Here, we did not observe significant differences between the sustained and randomized categorization conditions, in terms of ERP modulations (RQ4). In terms of behavior, better performance was observed in the sustained compared with the randomized context and in the cued compared with the uncued blocks (Evans, Horowitz, & Wolfe, 2011). In a previous study examining the effects of varied versus blocked target change in a visual search task (Wolfe, Horowitz, Kenner, Hyle, & Vasan, 2004), behavioral facilitation was first observed 200 msec after the presentation of the category cue. Moreover, extensive practice over a 3-week period did not modulate early ERP differences (Fabre-Thorpe, Delorme, Marlot, & Thorpe, 2001). Taking these results together, this early categorization seems to reflect an attentional set, which is aimed at attaining actual goals, whereas long-term goals, which are supported by memory processes, come to play later on.

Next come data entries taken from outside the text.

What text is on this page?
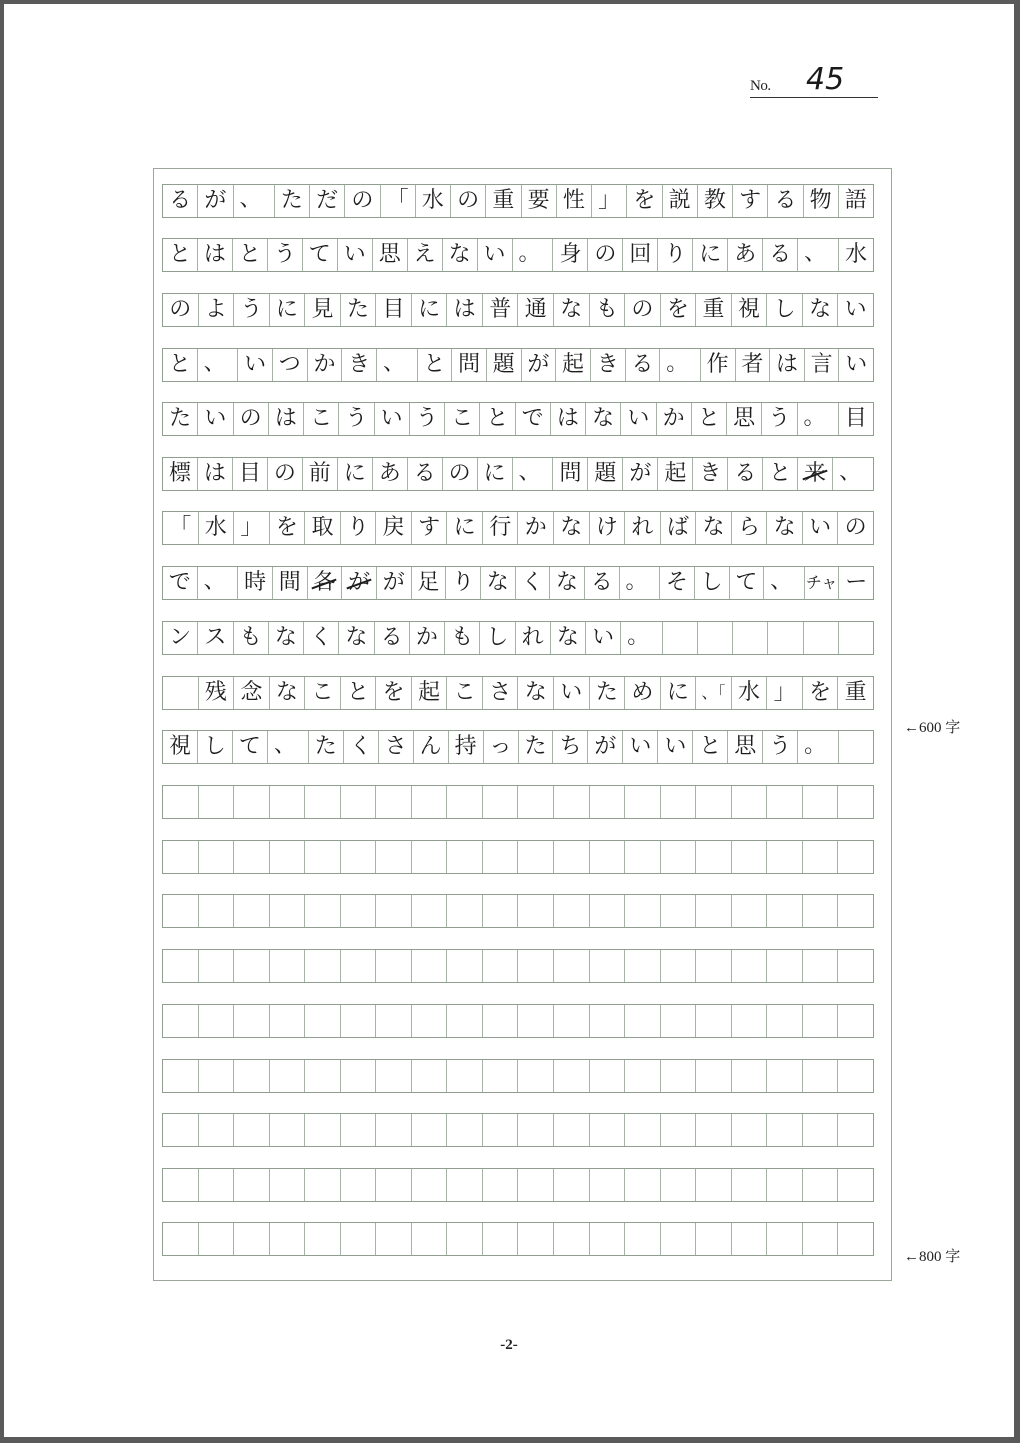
No. 45
る が 、 た だ の 「 水 の 重 要 性 」 を 説 教 す る 物 語
と は と う て い 思 え な い 。 身 の 回 り に あ る 、 水
の よ う に 見 た 目 に は 普 通 な も の を 重 視 し な い
と 、 い つ か き 、 と 問 題 が 起 き る 。 作 者 は 言 い
た い の は こ う い う こ と で は な い か と 思 う 。 目
標 は 目 の 前 に あ る の に 、 問 題 が 起 き る と 来 、
「 水 」 を 取 り 戻 す に 行 か な け れ ば な ら な い の
で 、 時 間 各 が が 足 り な く な る 。 そ し て 、 チャ ー
ン ス も な く な る か も し れ な い 。
残 念 な こ と を 起 こ さ な い た め に 、「 水 」 を 重
視 し て 、 た く さ ん 持 っ た ち が い い と 思 う 。
←600 字
←800 字
-2-
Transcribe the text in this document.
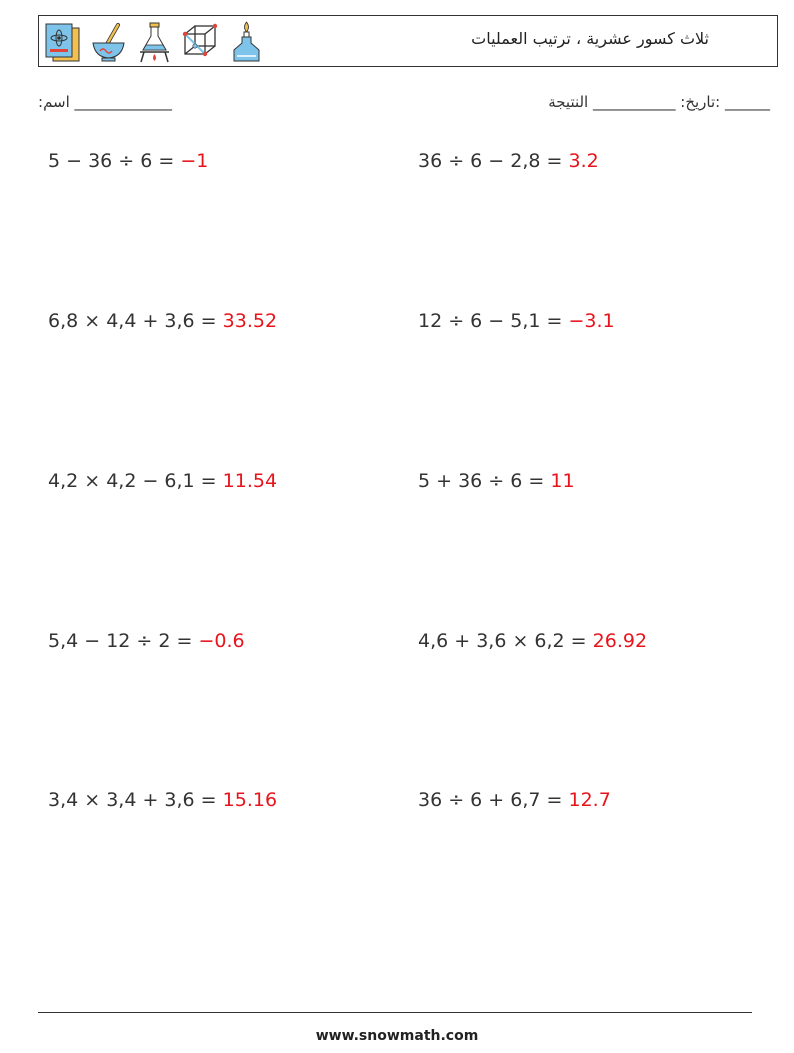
ثلاث كسور عشرية ، ترتيب العمليات
______ :تاريخ: ___________ النتيجة
:اسم _____________
5 − 36 ÷ 6 = −1	36 ÷ 6 − 2,8 = 3.2
6,8 × 4,4 + 3,6 = 33.52	12 ÷ 6 − 5,1 = −3.1
4,2 × 4,2 − 6,1 = 11.54	5 + 36 ÷ 6 = 11
5,4 − 12 ÷ 2 = −0.6	4,6 + 3,6 × 6,2 = 26.92
3,4 × 3,4 + 3,6 = 15.16	36 ÷ 6 + 6,7 = 12.7
www.snowmath.com
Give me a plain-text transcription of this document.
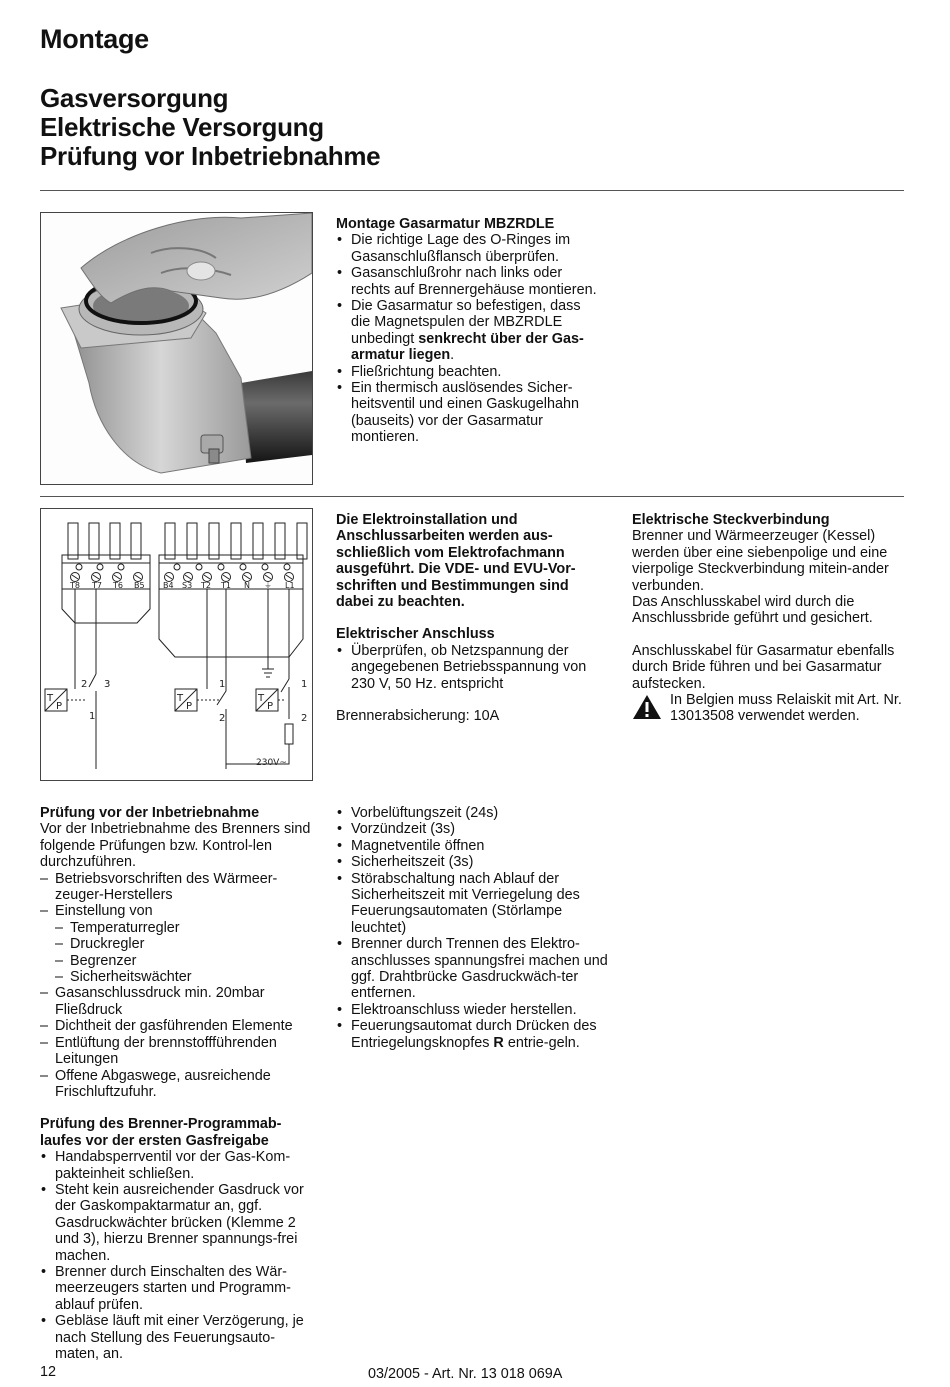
Montage
Gasversorgung
Elektrische Versorgung
Prüfung vor Inbetriebnahme

Montage Gasarmatur MBZRDLE

• Die richtige Lage des O-Ringes im Gasanschlußflansch überprüfen.
• Gasanschlußrohr nach links oder rechts auf Brennergehäuse montieren.
• Die Gasarmatur so befestigen, dass die Magnetspulen der MBZRDLE unbedingt senkrecht über der Gas-armatur liegen.
• Fließrichtung beachten.
• Ein thermisch auslösendes Sicher-heitsventil und einen Gaskugelhahn (bauseits) vor der Gasarmatur montieren.
T8 T7 T6 B5 B4 S3 T2 T1 N ⏚ L1
T
P
T
P
T
P
2 3
1
1
2
1
2
230V~

Die Elektroinstallation und Anschlussarbeiten werden aus-schließlich vom Elektrofachmann ausgeführt. Die VDE- und EVU-Vor-schriften und Bestimmungen sind dabei zu beachten.

Elektrischer Anschluss

• Überprüfen, ob Netzspannung der angegebenen Betriebsspannung von 230 V, 50 Hz. entspricht

Brennerabsicherung: 10A

Elektrische Steckverbindung

Brenner und Wärmeerzeuger (Kessel) werden über eine siebenpolige und eine vierpolige Steckverbindung mitein-ander verbunden.

Das Anschlusskabel wird durch die Anschlussbride geführt und gesichert.

Anschlusskabel für Gasarmatur ebenfalls durch Bride führen und bei Gasarmatur aufstecken.

In Belgien muss Relaiskit mit Art. Nr. 13013508 verwendet werden.

Prüfung vor der Inbetriebnahme

Vor der Inbetriebnahme des Brenners sind folgende Prüfungen bzw. Kontrol-len durchzuführen.

– Betriebsvorschriften des Wärmeer-zeuger-Herstellers
– Einstellung von
– Temperaturregler
– Druckregler
– Begrenzer
– Sicherheitswächter
– Gasanschlussdruck min. 20mbar Fließdruck
– Dichtheit der gasführenden Elemente
– Entlüftung der brennstoffführenden Leitungen
– Offene Abgaswege, ausreichende Frischluftzufuhr.

Prüfung des Brenner-Programmab-laufes vor der ersten Gasfreigabe

• Handabsperrventil vor der Gas-Kom-pakteinheit schließen.
• Steht kein ausreichender Gasdruck vor der Gaskompaktarmatur an, ggf. Gasdruckwächter brücken (Klemme 2 und 3), hierzu Brenner spannungs-frei machen.
• Brenner durch Einschalten des Wär-meerzeugers starten und Programm-ablauf prüfen.
• Gebläse läuft mit einer Verzögerung, je nach Stellung des Feuerungsauto-maten, an.
• Vorbelüftungszeit (24s)
• Vorzündzeit (3s)
• Magnetventile öffnen
• Sicherheitszeit (3s)
• Störabschaltung nach Ablauf der Sicherheitszeit mit Verriegelung des Feuerungsautomaten (Störlampe leuchtet)
• Brenner durch Trennen des Elektro-anschlusses spannungsfrei machen und ggf. Drahtbrücke Gasdruckwäch-ter entfernen.
• Elektroanschluss wieder herstellen.
• Feuerungsautomat durch Drücken des Entriegelungsknopfes R entrie-geln.
12	03/2005 - Art. Nr. 13 018 069A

Categorization of scene content (animals vs. vehicles) was faster and more accurate compared with decision-making regarding both the scenario (indoors vs. outdoors) and the number of foreground elements (one vs. two). Previous studies varied categorization demands to examine the speed and efficiency of the visual system. The tasks carried out included those comparing basic and superordinate categorization (Mack & Palmeri, 2015; Loschky & Larson, 2010; Macé, Joubert, Nespoulous, & Fabre-Thorpe, 2009), tasks based on the processing of global scene properties (Hansen et al., 2018; Greene & Oliva, 2009a), and tasks probing the role of perceptual and functional features (Groen et al., 2018; Greene & Hansen, 2017). Global scene properties (including openness, naturalness, and others; Oliva & Torralba, 2001) and, in general, scene statistics (De Cesarei et al., 2017; Simoncelli & Olshausen, 2001) allow the visual system to rapidly understand the gist of a scene (Greene & Oliva, 2009b); for instance, similarly low exposure times were required to make accurate judgments about these properties, including naturalness or openness (Greene & Oliva, 2009a). Our results are apparently at odds with the previous observations of efficient categorization of the “openness” property, as we observed a better performance for content categorization (animal vs. vehicles) than for scenario (indoors vs. outdoors) categorization. However, the present categorization questions do not fully coincide with global scene properties. Specifically, although the animal/vehicle task can be carried out based on the naturalness dimension, the same is not true for the indoor/outdoor task; an “outdoor” scene may be high in openness, as in the case of a landscape image of a beach, or low in openness, as in the case of a courtyard with trees blocking the horizon. Moreover, another study reported slower responses for scenario decision (Is it indoors/outdoors?) compared with content (Is it an animal/vehicle?) decision (Kadar & Ben-Shahar, 2012). Future studies may more specifically target the role of global scene properties, in addition to perceptual and functional characteristics (Groen et al., 2018; Greene & Hansen, 2017; Fei-Fei, Iyer, Koch, & Perona, 2007), to determine the timing of extraction of several types of information from a visual scene.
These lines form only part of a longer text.